Dessau, once capital of the Free State of Anhalt, lies at the junction of the Mulde with the Elbe. The Princes of Anhalt fostered literature and the arts, and the town developed into a considerable cultural center. The Bauhaus, the 20th century's most celebrated school of design, was based in Dessau from 1925 until its closure in 1932.
The Luisium in Dessau is an intimate English-style garden (by Johann Friedrich Eyserbeck, 1780), with a house in the style of an Italian villa (by Friedrich Wilhelm von Erdmannsdorff, 1774-77). It is lavishly decorated with arches, colonnades, temples, statues, monuments, grottoes, a Chinese bridge and an orangery.
23km/14mi southeast of Dessau is Gräfenhainichen, birthplace of the greatest Protestant hymn-writer Paul Gerhardt (1607-76), with the neo-classical Paul Gerhardt Chapel (1844) and the Paul Gerhardt House (1907-09; monument to Gerhardt by Friedrich Pfannenschmidt).
The Dessau Museum of Natural History and Prehistory (1746-50) is a reproduction of the Santo Spirito Hospital in Rome; its angular tower, 40 m/130ft high, was added in 1847. The collection covers geology, mineralogy, botany, paleontology and zoology, with prehistoric material from the districts of Dessau, Rosslau and Köthen.

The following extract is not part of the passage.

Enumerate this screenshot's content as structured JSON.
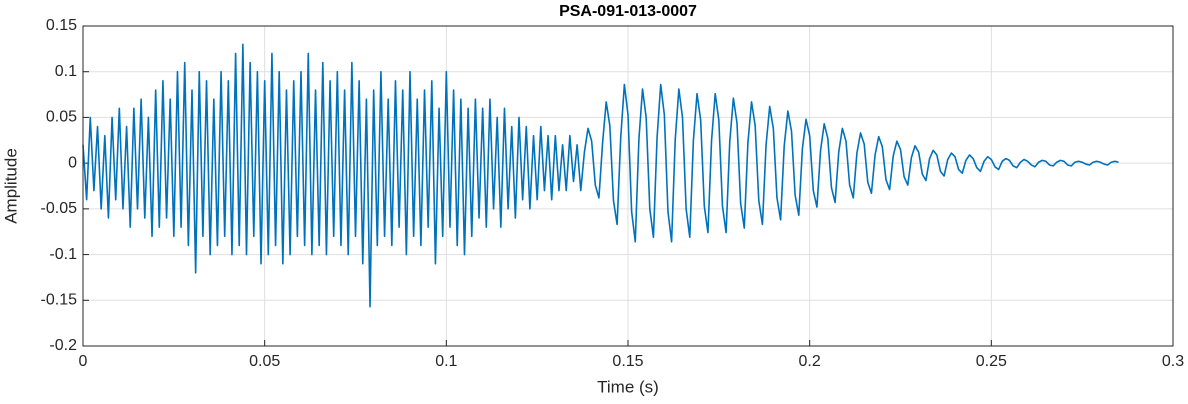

Address: Natural History Museum, Askanische Strasse 30-32, D-06842 Dessau, Germany
Rosslau, 6km/4mi north of Dessau, on the Elbe, has a castle built in 1215. Other features of interest are the cemetery gateway (1822) and the Innungsbrauhaus (Guild Brewhouse; 1826), both by Gottfried Bandhauer.
The Georgenkirche (1712-17) is in Dutch Baroque style; one of the architects involved was Carlo Ignazio Pozzi. Its most notable features are the three-story onion-domed tower and the mansard roof on an elliptical plan.
Thiessen, 16km/10mi north of Dessau, boasts a water-powered copper-works of around 1600, one of the oldest and best-preserved of its kind (now a museum).